HMNZS Canterbury arrives to Crowded Seas

Canterbury left Auckland to replace Otago on 14 July, equipped with the RNZN’s first onboard computer nick-named ‘Clarence’ . Clarence would monitor the yield of the French bomb and fallout.

Despite being hampered by contamination in the port boiler, Canterbury rendezvoused with Otago on 22 July. Otago was ordered back to Mururoa to observe what was thought to be the second test.

While Canterbury fixed some engineering issues, Otago remained on duty and moved to a new location for observation.

Otago transferred equipment, personnel and Fraser Colman to the Canterbury.

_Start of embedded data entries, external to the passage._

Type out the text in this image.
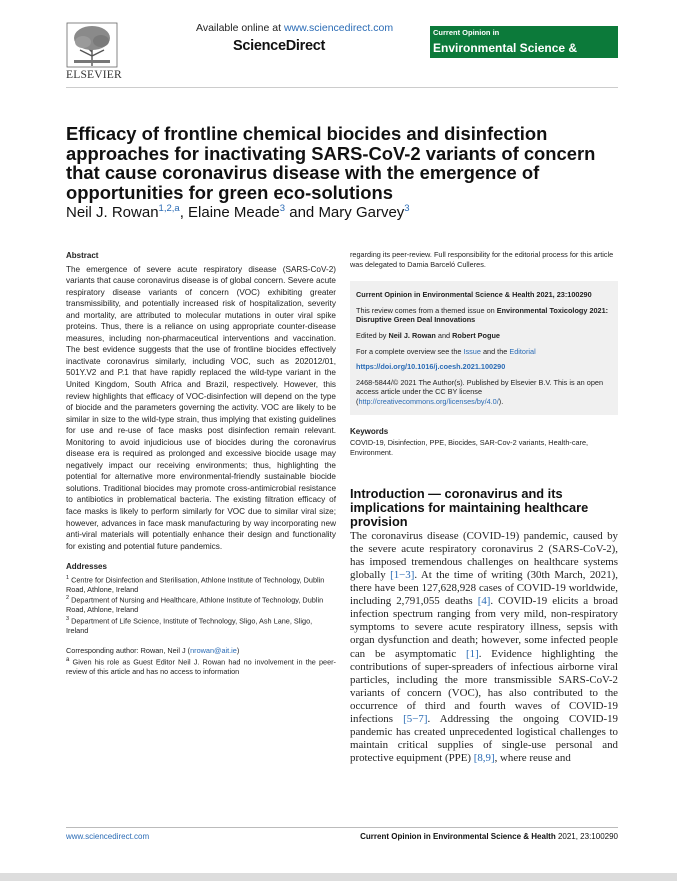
ELSEVIER
Available online at www.sciencedirect.com
ScienceDirect
Current Opinion in
Environmental Science & Health
Efficacy of frontline chemical biocides and disinfection approaches for inactivating SARS-CoV-2 variants of concern that cause coronavirus disease with the emergence of opportunities for green eco-solutions
Neil J. Rowan$^{1,2,a}$, Elaine Meade$^3$ and Mary Garvey$^3$
Abstract

The emergence of severe acute respiratory disease (SARS-CoV-2) variants that cause coronavirus disease is of global concern. Severe acute respiratory disease variants of concern (VOC) exhibiting greater transmissibility, and potentially increased risk of hospitalization, severity and mortality, are attributed to molecular mutations in outer viral spike proteins. Thus, there is a reliance on using appropriate counter-disease measures, including non-pharmaceutical interventions and vaccination. The best evidence suggests that the use of frontline biocides effectively inactivate coronavirus similarly, including VOC, such as 202012/01, 501Y.V2 and P.1 that have rapidly replaced the wild-type variant in the United Kingdom, South Africa and Brazil, respectively. However, this review highlights that efficacy of VOC-disinfection will depend on the type of biocide and the parameters governing the activity. VOC are likely to be similar in size to the wild-type strain, thus implying that existing guidelines for use and re-use of face masks post disinfection remain relevant. Monitoring to avoid injudicious use of biocides during the coronavirus disease era is required as prolonged and excessive biocide usage may negatively impact our receiving environments; thus, highlighting the potential for alternative more environmental-friendly sustainable biocide solutions. Traditional biocides may promote cross-antimicrobial resistance to antibiotics in problematical bacteria. The existing filtration efficacy of face masks is likely to perform similarly for VOC due to similar viral size; however, advances in face mask manufacturing by way incorporating new anti-viral materials will potentially enhance their design and functionality for existing and potential future pandemics.

Addresses

$^1$ Centre for Disinfection and Sterilisation, Athlone Institute of Technology, Dublin Road, Athlone, Ireland

$^2$ Department of Nursing and Healthcare, Athlone Institute of Technology, Dublin Road, Athlone, Ireland

$^3$ Department of Life Science, Institute of Technology, Sligo, Ash Lane, Sligo, Ireland

Corresponding author: Rowan, Neil J (nrowan@ait.ie)

$^a$ Given his role as Guest Editor Neil J. Rowan had no involvement in the peer-review of this article and has no access to information

regarding its peer-review. Full responsibility for the editorial process for this article was delegated to Damia Barceló Culleres.

Current Opinion in Environmental Science & Health 2021, 23:100290

This review comes from a themed issue on Environmental Toxicology 2021: Disruptive Green Deal Innovations

Edited by Neil J. Rowan and Robert Pogue

For a complete overview see the Issue and the Editorial

https://doi.org/10.1016/j.coesh.2021.100290

2468-5844/© 2021 The Author(s). Published by Elsevier B.V. This is an open access article under the CC BY license (http://creativecommons.org/licenses/by/4.0/).

Keywords

COVID-19, Disinfection, PPE, Biocides, SAR-Cov-2 variants, Health-care, Environment.

Introduction — coronavirus and its implications for maintaining healthcare provision

The coronavirus disease (COVID-19) pandemic, caused by the severe acute respiratory coronavirus 2 (SARS-CoV-2), has imposed tremendous challenges on healthcare systems globally [1−3]. At the time of writing (30th March, 2021), there have been 127,628,928 cases of COVID-19 worldwide, including 2,791,055 deaths [4]. COVID-19 elicits a broad infection spectrum ranging from very mild, non-respiratory symptoms to severe acute respiratory illness, sepsis with organ dysfunction and death; however, some infected people can be asymptomatic [1]. Evidence highlighting the contributions of super-spreaders of infectious airborne viral particles, including the more transmissible SARS-CoV-2 variants of concern (VOC), has also contributed to the occurrence of third and fourth waves of COVID-19 infections [5−7]. Addressing the ongoing COVID-19 pandemic has created unprecedented logistical challenges to maintain critical supplies of single-use personal and protective equipment (PPE) [8,9], where reuse and

www.sciencedirect.com	Current Opinion in Environmental Science & Health 2021, 23:100290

Canterbury was then subject to the same level of inspection that Otago had experienced from French surveillance planes.

After a delay noted by the Canterbury from the radio traffic on the morning of 28 July,[11] a device was detonated at 1032 feet (315 m).

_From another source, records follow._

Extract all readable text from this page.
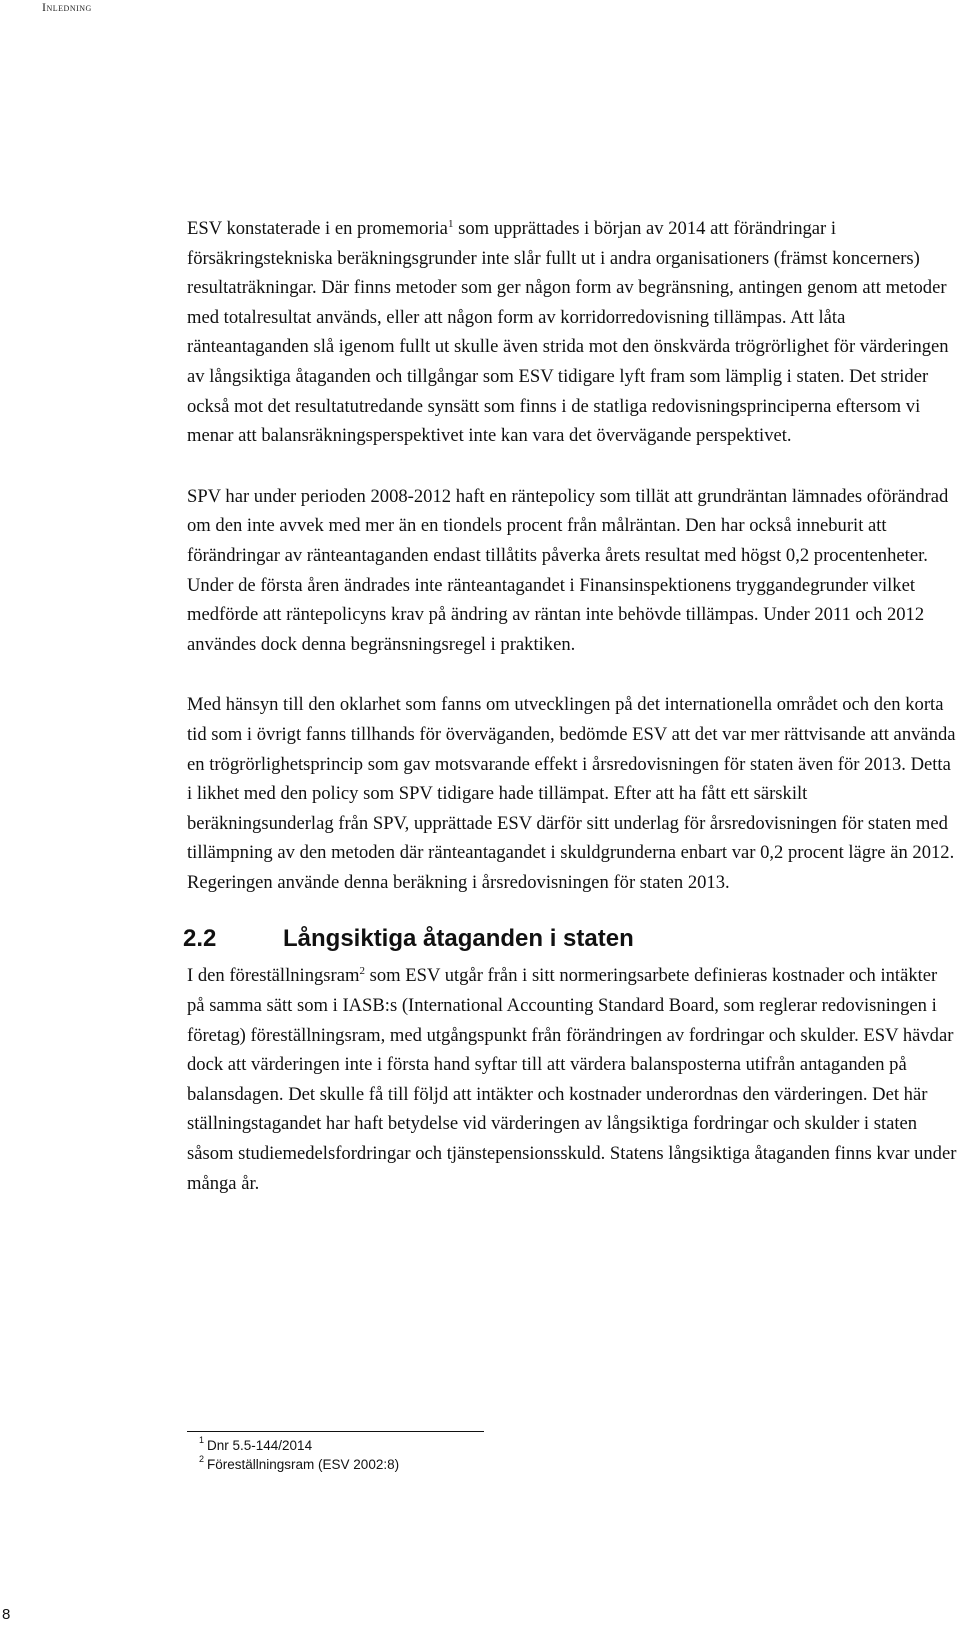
Inledning

ESV konstaterade i en promemoria$^1$ som upprättades i början av 2014 att förändringar i försäkringstekniska beräkningsgrunder inte slår fullt ut i andra organisationers (främst koncerners) resultaträkningar. Där finns metoder som ger någon form av begränsning, antingen genom att metoder med totalresultat används, eller att någon form av korridorredovisning tillämpas. Att låta ränteantaganden slå igenom fullt ut skulle även strida mot den önskvärda trögrörlighet för värderingen av långsiktiga åtaganden och tillgångar som ESV tidigare lyft fram som lämplig i staten. Det strider också mot det resultatutredande synsätt som finns i de statliga redovisningsprinciperna eftersom vi menar att balansräkningsperspektivet inte kan vara det övervägande perspektivet.

SPV har under perioden 2008-2012 haft en räntepolicy som tillät att grundräntan lämnades oförändrad om den inte avvek med mer än en tiondels procent från målräntan. Den har också inneburit att förändringar av ränteantaganden endast tillåtits påverka årets resultat med högst 0,2 procentenheter. Under de första åren ändrades inte ränteantagandet i Finansinspektionens tryggandegrunder vilket medförde att räntepolicyns krav på ändring av räntan inte behövde tillämpas. Under 2011 och 2012 användes dock denna begränsningsregel i praktiken.

Med hänsyn till den oklarhet som fanns om utvecklingen på det internationella området och den korta tid som i övrigt fanns tillhands för överväganden, bedömde ESV att det var mer rättvisande att använda en trögrörlighetsprincip som gav motsvarande effekt i årsredovisningen för staten även för 2013. Detta i likhet med den policy som SPV tidigare hade tillämpat. Efter att ha fått ett särskilt beräkningsunderlag från SPV, upprättade ESV därför sitt underlag för årsredovisningen för staten med tillämpning av den metoden där ränteantagandet i skuldgrunderna enbart var 0,2 procent lägre än 2012. Regeringen använde denna beräkning i årsredovisningen för staten 2013.

2.2	Långsiktiga åtaganden i staten

I den föreställningsram$^2$ som ESV utgår från i sitt normeringsarbete definieras kostnader och intäkter på samma sätt som i IASB:s (International Accounting Standard Board, som reglerar redovisningen i företag) föreställningsram, med utgångspunkt från förändringen av fordringar och skulder. ESV hävdar dock att värderingen inte i första hand syftar till att värdera balansposterna utifrån antaganden på balansdagen. Det skulle få till följd att intäkter och kostnader underordnas den värderingen. Det här ställningstagandet har haft betydelse vid värderingen av långsiktiga fordringar och skulder i staten såsom studiemedelsfordringar och tjänstepensionsskuld. Statens långsiktiga åtaganden finns kvar under många år.

1 Dnr 5.5-144/2014
2 Föreställningsram (ESV 2002:8)
8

The French Government announced in 1975 that they would end atmospheric testing and move to underground testing at Mururoa.

This remained the case until June 1995 when France recommenced testing at Mururoa, finally ending in January 1996. France then signed the Comprehensive Nuclear Test Ban Treaty and to date has not conducted any further testing.

Mururoa is still French territory and is treated as a secure site but the facilities have been dismantled and decommissioned.


[1] French Nuclear Testing in the Pacific: International Court of Justice Nuclear Tests Case New Zealand v. France, Wellington: Ministry of Foreign Affairs, July 1973, p. 9.

[2] ibid., pp. 9-10.

[3] ibid., p. 11.

[4] ibid., p.11.

[5] ibid,  p. 10.

[6] ACTU: Australian Council of Trade Unions

[7] Self-refit: Prior to WW2 whenever a ship was in for any type of work by the dockyard it was known as a refit. In theory, the vessel under self-refit should be able to make steam within 48 hours.

[8] Gerry Wright, ’30 Years Ago: The Navy at Mururoa’, The Raggie 17:3 (2003), p.6.

[9]  The Navy List, Wellington: Ministry of Defence, 29 February 1973, p. 6.

[10] Fused shells: Loaded shells travelled ‘unfused’ for safety. When going into action fuses were inserted making them ‘live’.

[11] This was the 32nd test since 1966.